Work in plantation industries under the British management was harsh. The people were searching for ways to earn a living. All opportunities for decent work had evaporated under the British rule. The rapid decline and disappearance of the native craft resulted in hoards of people in search of work. That floating population consisted of artisans, peasants, hill coolies and ordinary plain dwellers. No attempt was made to provide employment in modern industries for those masses except in the Plantation industries, which were monopolized by the British. That was not all. Indian shipbuilding also disappeared, as the British banned the ship building industry in 1814, in order to monopolize the Indo- British trade as well. The village smithy, boat building and leather works produced a second wave of unemployed workers after the introduction of steam vessels in the thirties and the British Administration made no alternate employment opportunities for the ever increasing mass of unemployed natives. They remained unemployed decade after decade until the British rule came to an end.
The jute plantation industry employed the peasants as independent contractors and later on as salaried cultivators. Harvesting was done in water and retting compelled men to work submerged in water, literally to their necks. The laborers who carried the 400 pounds jute bale, carried on the heads of three men, learnt to walk very close together, developing a very complicated step, like a six legged horse. The Scots did not invest on carts or hand trucks
. Sorting was the dirtiest work after the jute left the farm and women and children performed it. The environment was very dusty; the Scots greed for money did not allow them to install dust extractors or to even provide soap to the workers to wash off the oily dust from their filthy bodies. The working conditions were awful and it did not concern the Scots who resided in beautifully landscaped villas adjacent to the Mill compound in lush green tropical surroundings with flowers and bougainvillea providing the serenity and beauty. It was quite a contrast, those villas were mostly located at idyllic surroundings, mostly on River banks where the families of the Scots played crocket, sipped fancy wines and enjoyed the comforts provided by the native house hold servants. The jute labor lived in shacks.

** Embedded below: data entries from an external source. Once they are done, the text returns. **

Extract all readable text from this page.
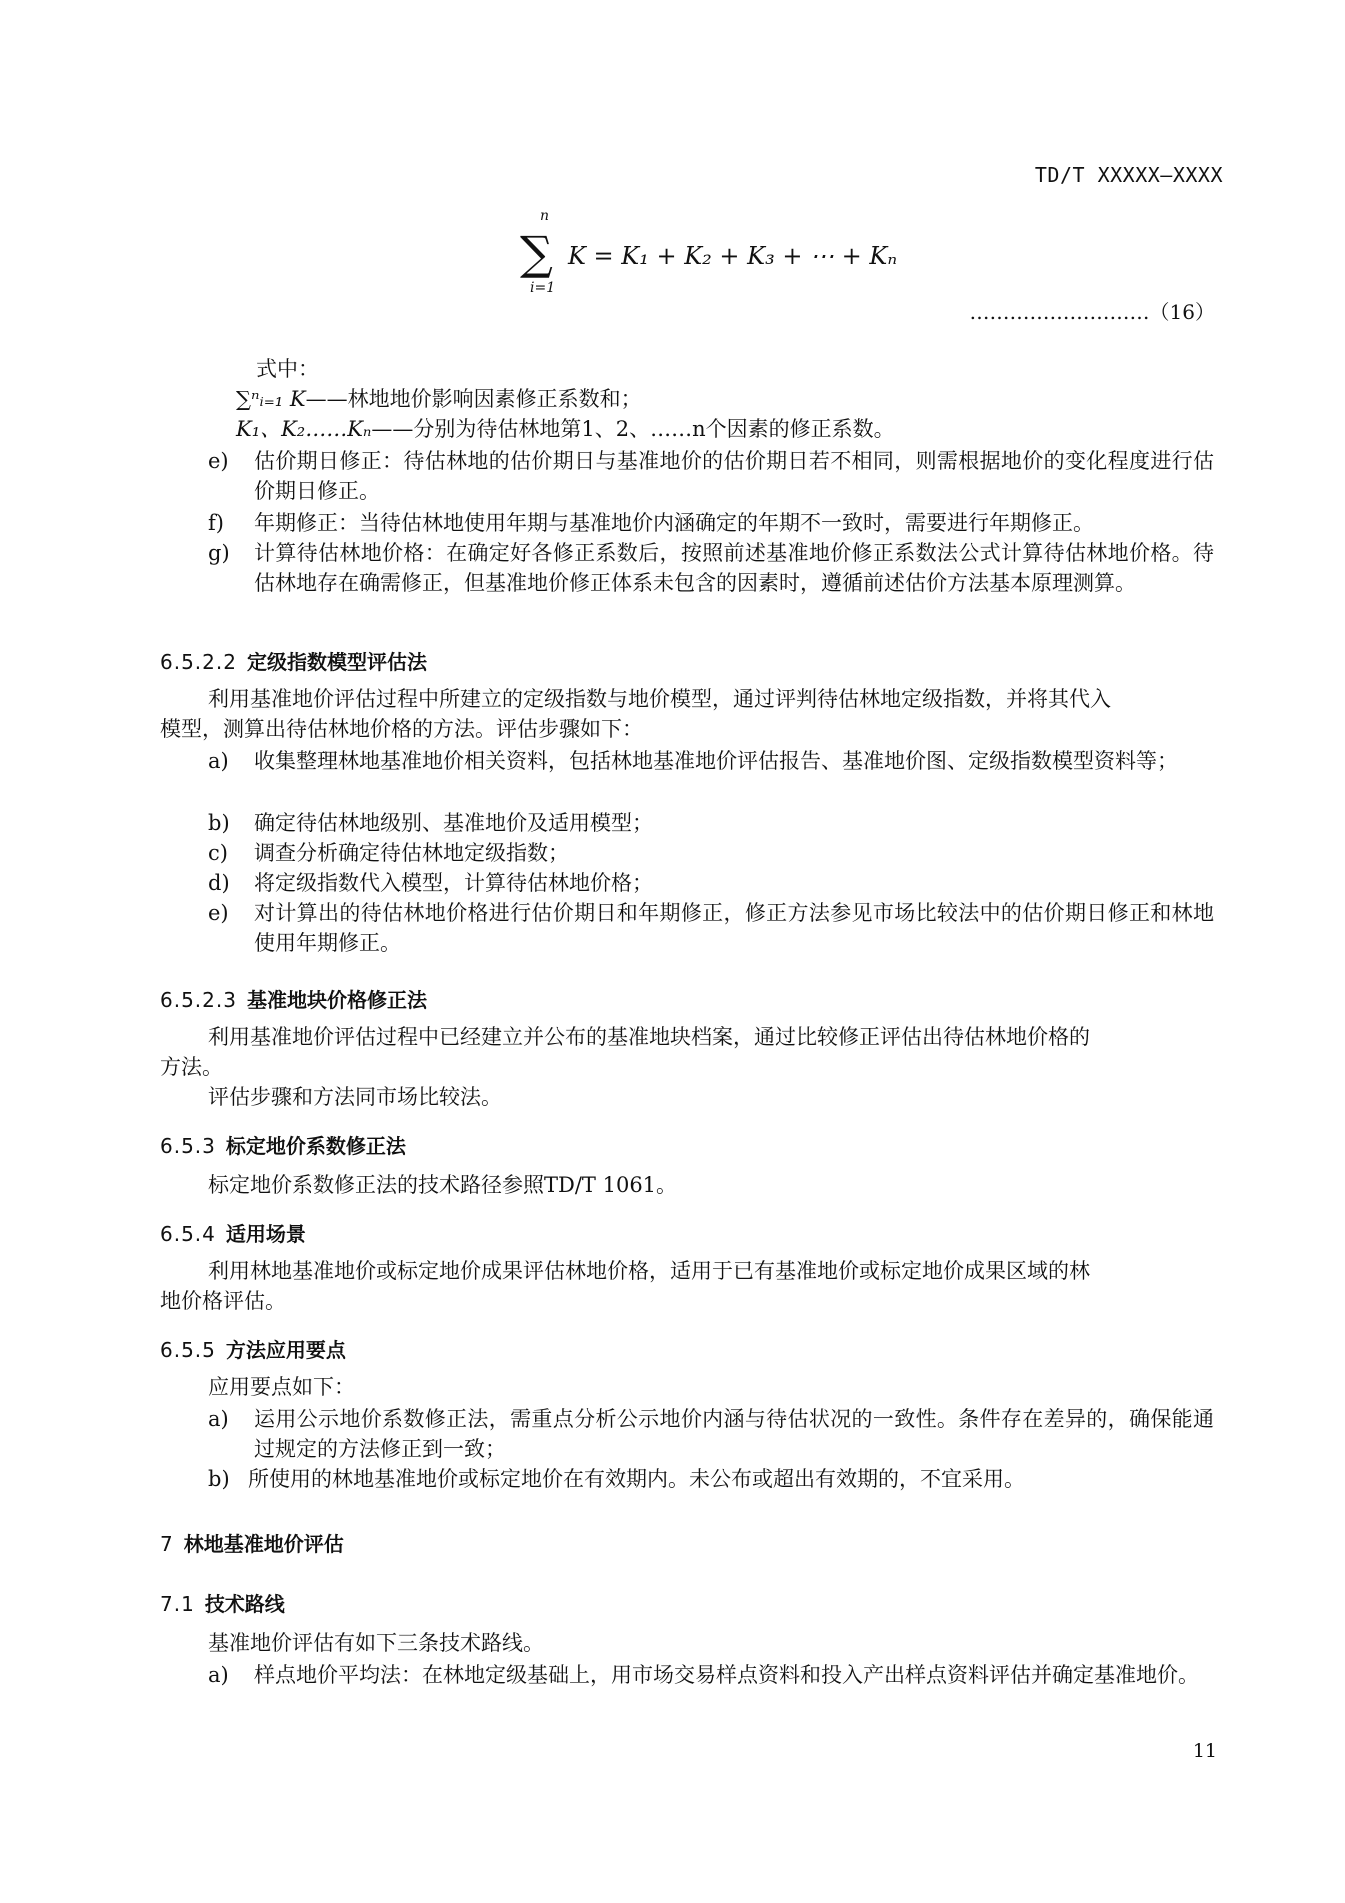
TD/T XXXXX—XXXX
n
∑
i=1
K = K₁ + K₂ + K₃ + ⋯ + Kₙ
………………………（16）
式中：
∑ⁿᵢ₌₁ K——林地地价影响因素修正系数和；
K₁、K₂……Kₙ——分别为待估林地第1、2、……n个因素的修正系数。
e) 估价期日修正：待估林地的估价期日与基准地价的估价期日若不相同，则需根据地价的变化程度进行估价期日修正。
f) 年期修正：当待估林地使用年期与基准地价内涵确定的年期不一致时，需要进行年期修正。
g) 计算待估林地价格：在确定好各修正系数后，按照前述基准地价修正系数法公式计算待估林地价格。待估林地存在确需修正，但基准地价修正体系未包含的因素时，遵循前述估价方法基本原理测算。
6.5.2.2 定级指数模型评估法
利用基准地价评估过程中所建立的定级指数与地价模型，通过评判待估林地定级指数，并将其代入
模型，测算出待估林地价格的方法。评估步骤如下：
a) 收集整理林地基准地价相关资料，包括林地基准地价评估报告、基准地价图、定级指数模型资料等；
b) 确定待估林地级别、基准地价及适用模型；
c) 调查分析确定待估林地定级指数；
d) 将定级指数代入模型，计算待估林地价格；
e) 对计算出的待估林地价格进行估价期日和年期修正，修正方法参见市场比较法中的估价期日修正和林地使用年期修正。
6.5.2.3 基准地块价格修正法
利用基准地价评估过程中已经建立并公布的基准地块档案，通过比较修正评估出待估林地价格的
方法。
评估步骤和方法同市场比较法。
6.5.3 标定地价系数修正法
标定地价系数修正法的技术路径参照TD/T 1061。
6.5.4 适用场景
利用林地基准地价或标定地价成果评估林地价格，适用于已有基准地价或标定地价成果区域的林
地价格评估。
6.5.5 方法应用要点
应用要点如下：
a) 运用公示地价系数修正法，需重点分析公示地价内涵与待估状况的一致性。条件存在差异的，确保能通过规定的方法修正到一致；
b) 所使用的林地基准地价或标定地价在有效期内。未公布或超出有效期的，不宜采用。
7 林地基准地价评估
7.1 技术路线
基准地价评估有如下三条技术路线。
a) 样点地价平均法：在林地定级基础上，用市场交易样点资料和投入产出样点资料评估并确定基准地价。
11
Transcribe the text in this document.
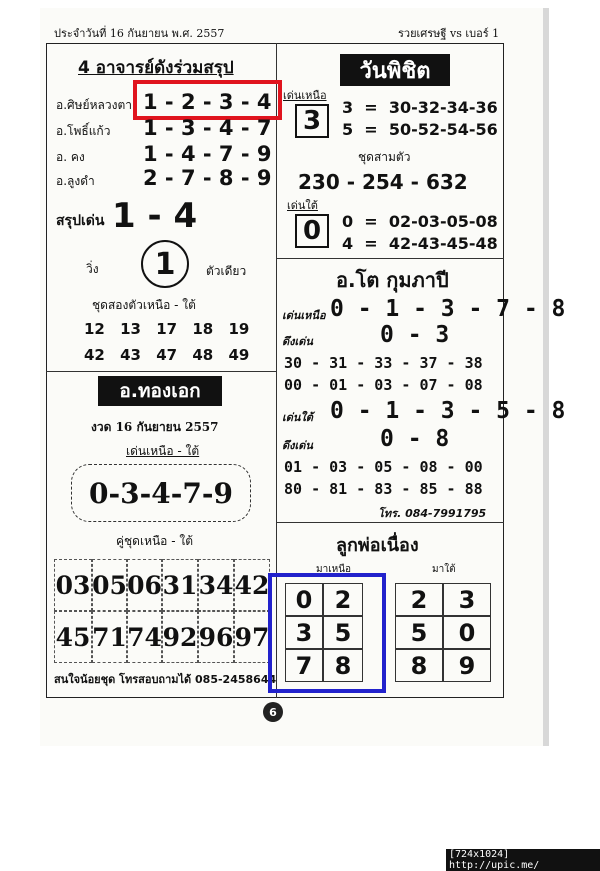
ประจำวันที่ 16 กันยายน พ.ศ. 2557	รวยเศรษฐี vs เบอร์ 1
4 อาจารย์ดังร่วมสรุป
อ.ศิษย์หลวงตา 1 - 2 - 3 - 4
อ.โพธิ์แก้ว 1 - 3 - 4 - 7
อ. คง	1 - 4 - 7 - 9
อ.ลูงดำ 2 - 7 - 8 - 9
สรุปเด่น 1 - 4
วิ่ง	1	ตัวเดียว
ชุดสองตัวเหนือ - ใต้
12 13 17 18 19
42 43 47 48 49
อ.ทองเอก
งวด 16 กันยายน 2557
เด่นเหนือ - ใต้
0-3-4-7-9
คู่ชุดเหนือ - ใต้
03 05 06 31 34 42
45 71 74 92 96 97
สนใจน้อยชุด โทรสอบถามได้ 085-2458644
วันพิชิต
เด่นเหนือ
3	3  =  30-32-34-36
5  =  50-52-54-56
ชุดสามตัว
230 - 254 - 632
เด่นใต้
0	0  =  02-03-05-08
4  =  42-43-45-48
อ.โต กุมภาปี
เด่นเหนือ 0 - 1 - 3 - 7 - 8
ดึงเด่น	0 - 3
30 - 31 - 33 - 37 - 38
00 - 01 - 03 - 07 - 08
เด่นใต้ 0 - 1 - 3 - 5 - 8
ดึงเด่น	0 - 8
01 - 03 - 05 - 08 - 00
80 - 81 - 83 - 85 - 88
โทร. 084-7991795
ลูกพ่อเนื่อง
มาเหนือ	มาใต้
0 2
3 5
7 8
2	3
5	0
8	9
6
[724x1024] http://upic.me/
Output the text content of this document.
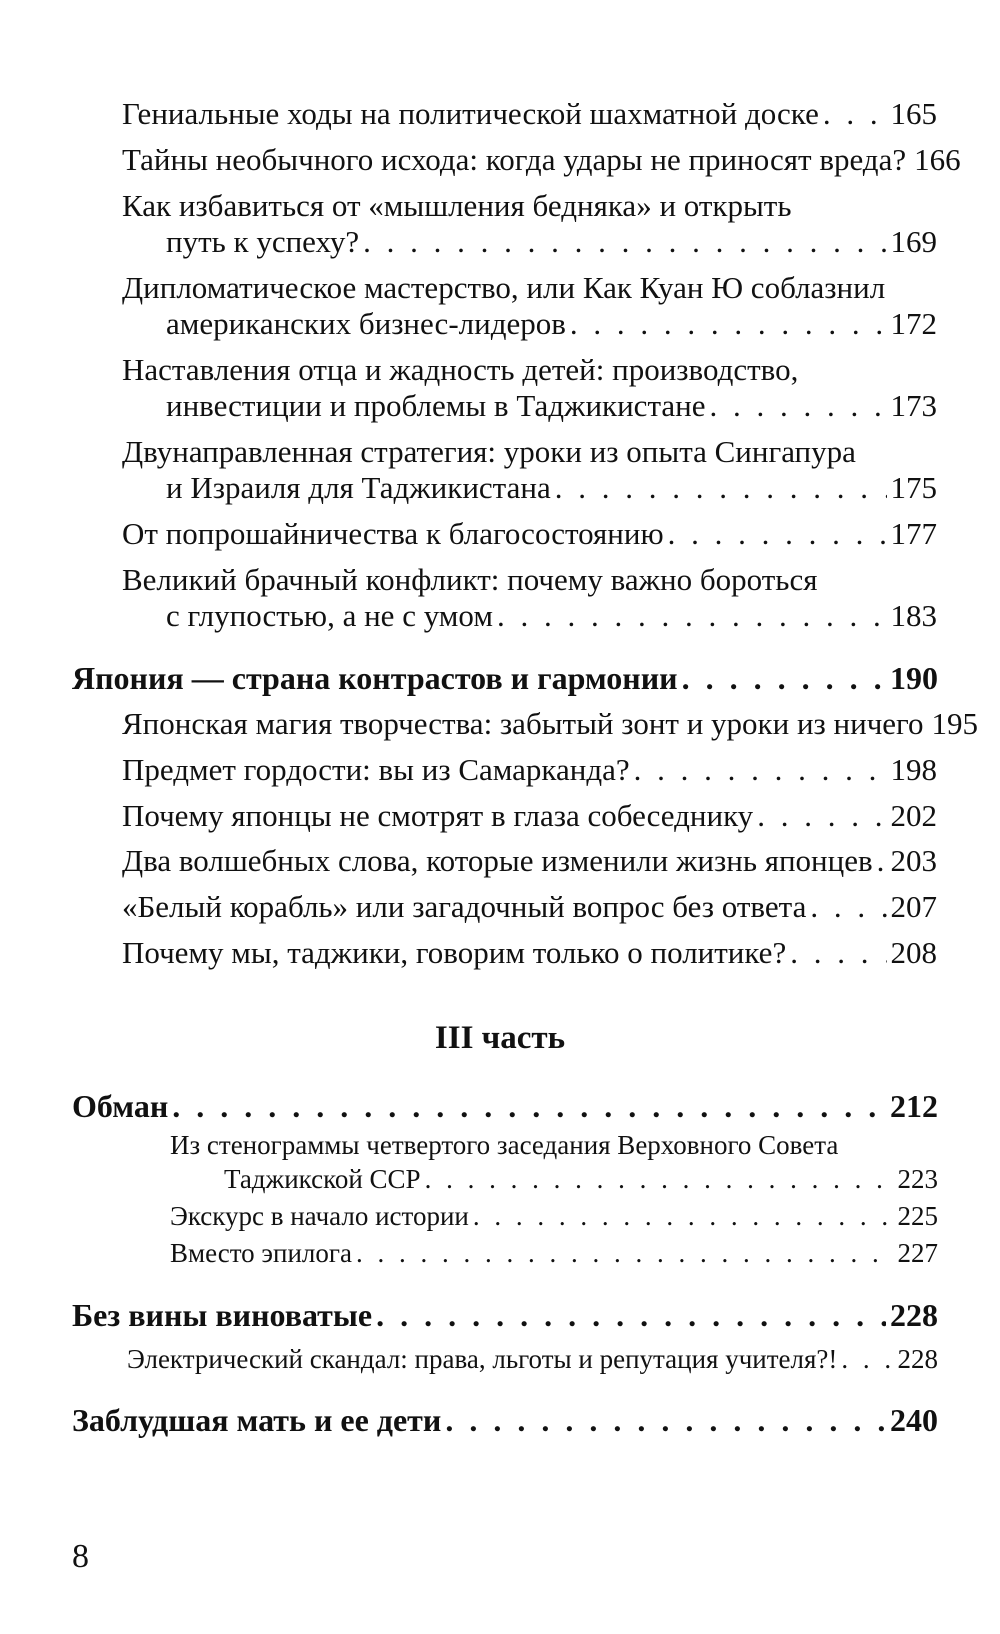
Гениальные ходы на политической шахматной доске . . . 165
Тайны необычного исхода: когда удары не приносят вреда? 166
Как избавиться от «мышления бедняка» и открыть
путь к успеху? . . .	169
Дипломатическое мастерство, или Как Куан Ю соблазнил
американских бизнес-лидеров . . .	172
Наставления отца и жадность детей: производство,
инвестиции и проблемы в Таджикистане . . .	173
Двунаправленная стратегия: уроки из опыта Сингапура
и Израиля для Таджикистана . . .	175
От попрошайничества к благосостоянию . . .	177
Великий брачный конфликт: почему важно бороться
с глупостью, а не с умом . . .	183
Япония — страна контрастов и гармонии . . .	190
Японская магия творчества: забытый зонт и уроки из ничего 195
Предмет гордости: вы из Самарканда? . . .	198
Почему японцы не смотрят в глаза собеседнику . . .	202
Два волшебных слова, которые изменили жизнь японцев . . . 203
«Белый корабль» или загадочный вопрос без ответа . . .	207
Почему мы, таджики, говорим только о политике? . . .	208
III часть
Обман . . .	212
Из стенограммы четвертого заседания Верховного Совета
Таджикской ССР . . .	223
Экскурс в начало истории . . .	225
Вместо эпилога . . .	227
Без вины виноватые . . .	228
Электрический скандал: права, льготы и репутация учителя?! . . . 228
Заблудшая мать и ее дети . . .	240
8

The Scots were generally described as unnecessarily cruel who stripped the natives of human dignity. It was possibly because the lives they lived before they saw the Indian money was painfully harsh bereft of any comforts and surrounded by filth and squalor. Their streets were littered with garbage and they used to pile up on that every night with the beat of a drum by throwing more garbage from their apartment windows. They slept on straw mattresses, wore filthy unwashed clothes and the only meat they could afford to eat was hunted birds or animals. The Scots were British minorities who were treated harshly by the British and it was not surprising to see them treat human labor at Jute mills so cruelly. It is a sorry commentary and it was not any different in the coal industry, where they employed young women and children as beasts of burden for lack of any mechanization.